MORE [Na]tional So[zi]al[ism] will fix the consequences of [Na]tional So[zi]al[ism]! /s
According to the authoritarian propagandists, "protectionism" is good for the US Empire, bad when it is used against the Empire.
Does restricting trade help the US economy? No! It hurts all countries, all the time. But, so does the worldwide political paradigm, authoritarianism/collectivism. That is "the root of the problem of international chaos", e.g., the cause of war.
Fix it by switching to a new politics of reason, rights, personal choice.
Yeah, we'd all be better off if managed trade was replaced by free trade.
Yeah, we’d all be better off if managed trade was replaced by free trade.
Free trade with who exactly? Free trade requires free markets.
It is logically impossible to have free trade with Europe, China, Southeast Asia, or most other countries. Worse yet, if you trade with countries like China, you are participating in violations of the NAP.
Enriching China means bolstering a hostile state that has made themselves our number one global enemy. If anything, we should be uncoupling ourselves from their markets. Doing business with them makes less sense than Dr, Evil feeding Austin Powers dinner before lowering him into a pool of ill tempered mutated sea bass.
Biden Pours Out Another $6.5 Billion for the CHIPS Act's Costly Protectionism
TSMC has no competitors in the US. Who exactly does this alleged "protectionism" protect?
In fact, high tariffs on specific, strategic goods that currently are not made in the US isn't "protectionism".
Furthermore, subsidies to government-favored companies isn't "protectionism" either.
Get your terminology straight.
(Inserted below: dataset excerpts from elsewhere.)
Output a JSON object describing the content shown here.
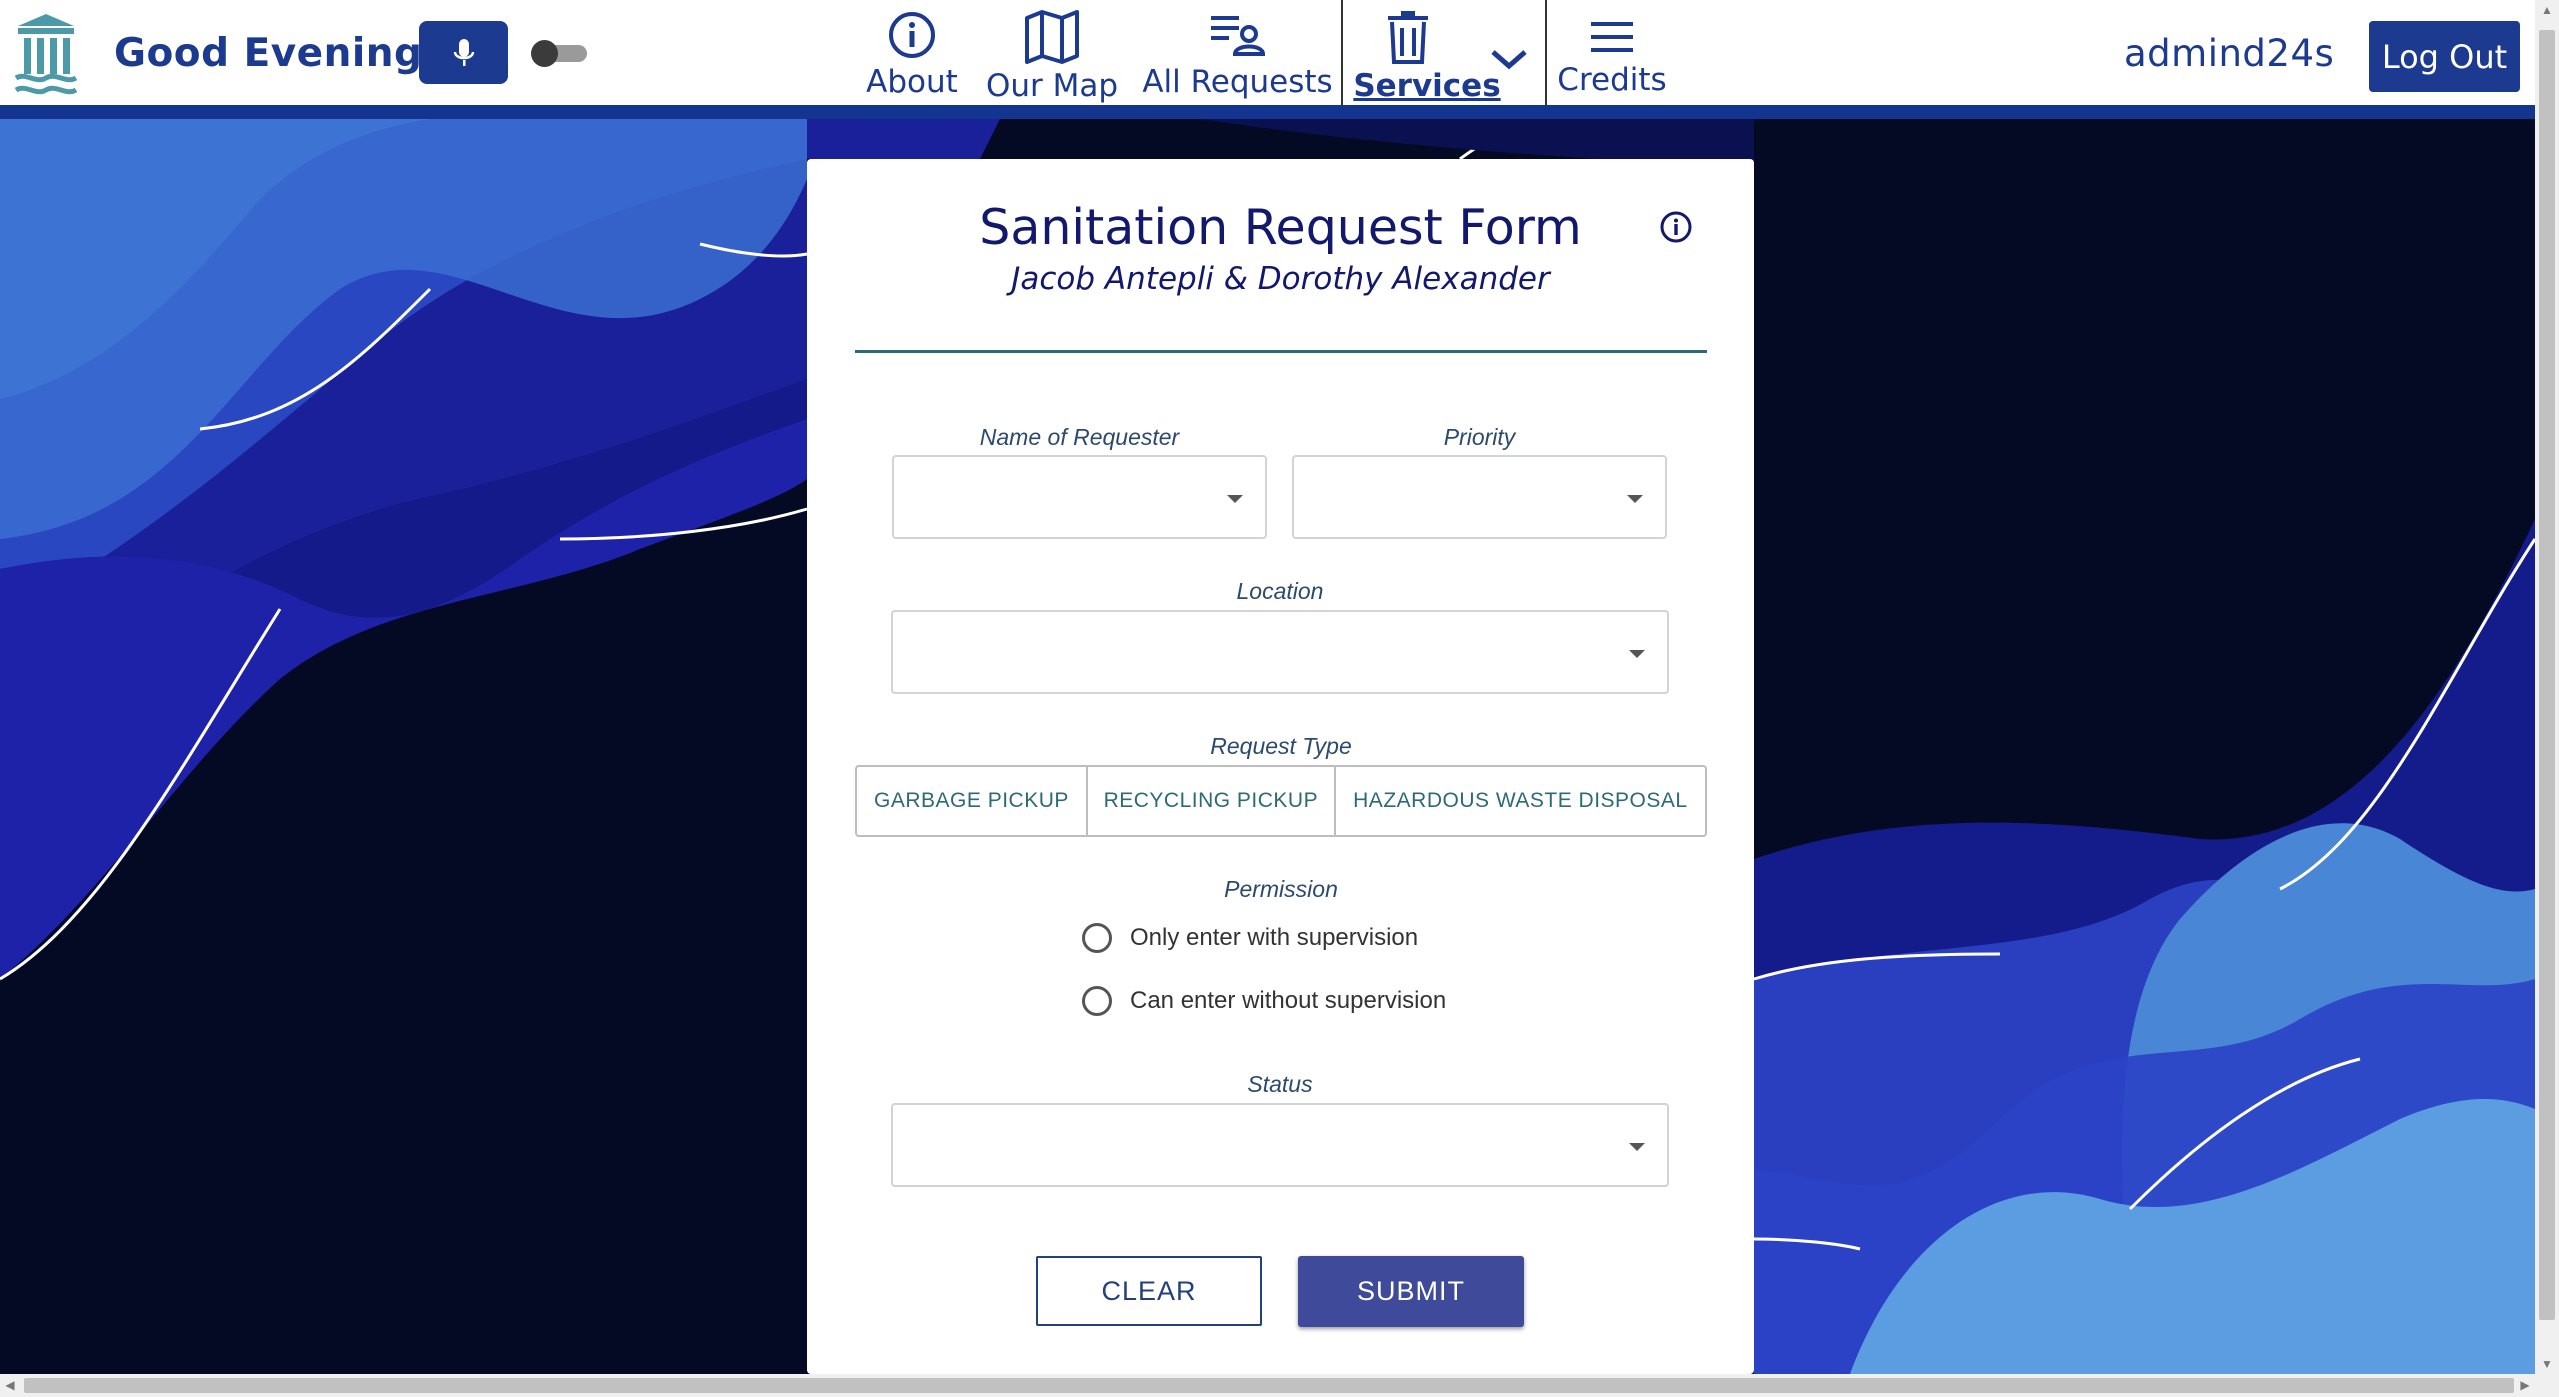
{
  "header": {
    "greeting": "Good Evening",
    "nav": {
      "about": "About",
      "map": "Our Map",
      "requests": "All Requests",
      "services": "Services",
      "credits": "Credits"
    },
    "username": "admind24s",
    "logout_label": "Log Out"
  },
  "form": {
    "title": "Sanitation Request Form",
    "authors": "Jacob Antepli & Dorothy Alexander",
    "fields": {
      "requester_label": "Name of Requester",
      "priority_label": "Priority",
      "location_label": "Location",
      "request_type_label": "Request Type",
      "permission_label": "Permission",
      "status_label": "Status"
    },
    "request_types": [
      "GARBAGE PICKUP",
      "RECYCLING PICKUP",
      "HAZARDOUS WASTE DISPOSAL"
    ],
    "permission_options": [
      "Only enter with supervision",
      "Can enter without supervision"
    ],
    "clear_label": "CLEAR",
    "submit_label": "SUBMIT"
  },
  "colors": {
    "brand": "#1c3a8f",
    "accent": "#2c6a75",
    "submit": "#3f4b9a"
  }
}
Then actually make rational arguments for your preferred policies, because right now, you're just spewing nonsense.
We do know this about Biden : He knows shit all about science.
A whole speech on the OMNIcron virus. And the VP gave a remarkably stupid interview about AI. Biden was bottom 10 even in his law class !! At Syracuse. A stupid and lazy man.
CHPS will ensure that the first place technology companies go in the future is to the legislature.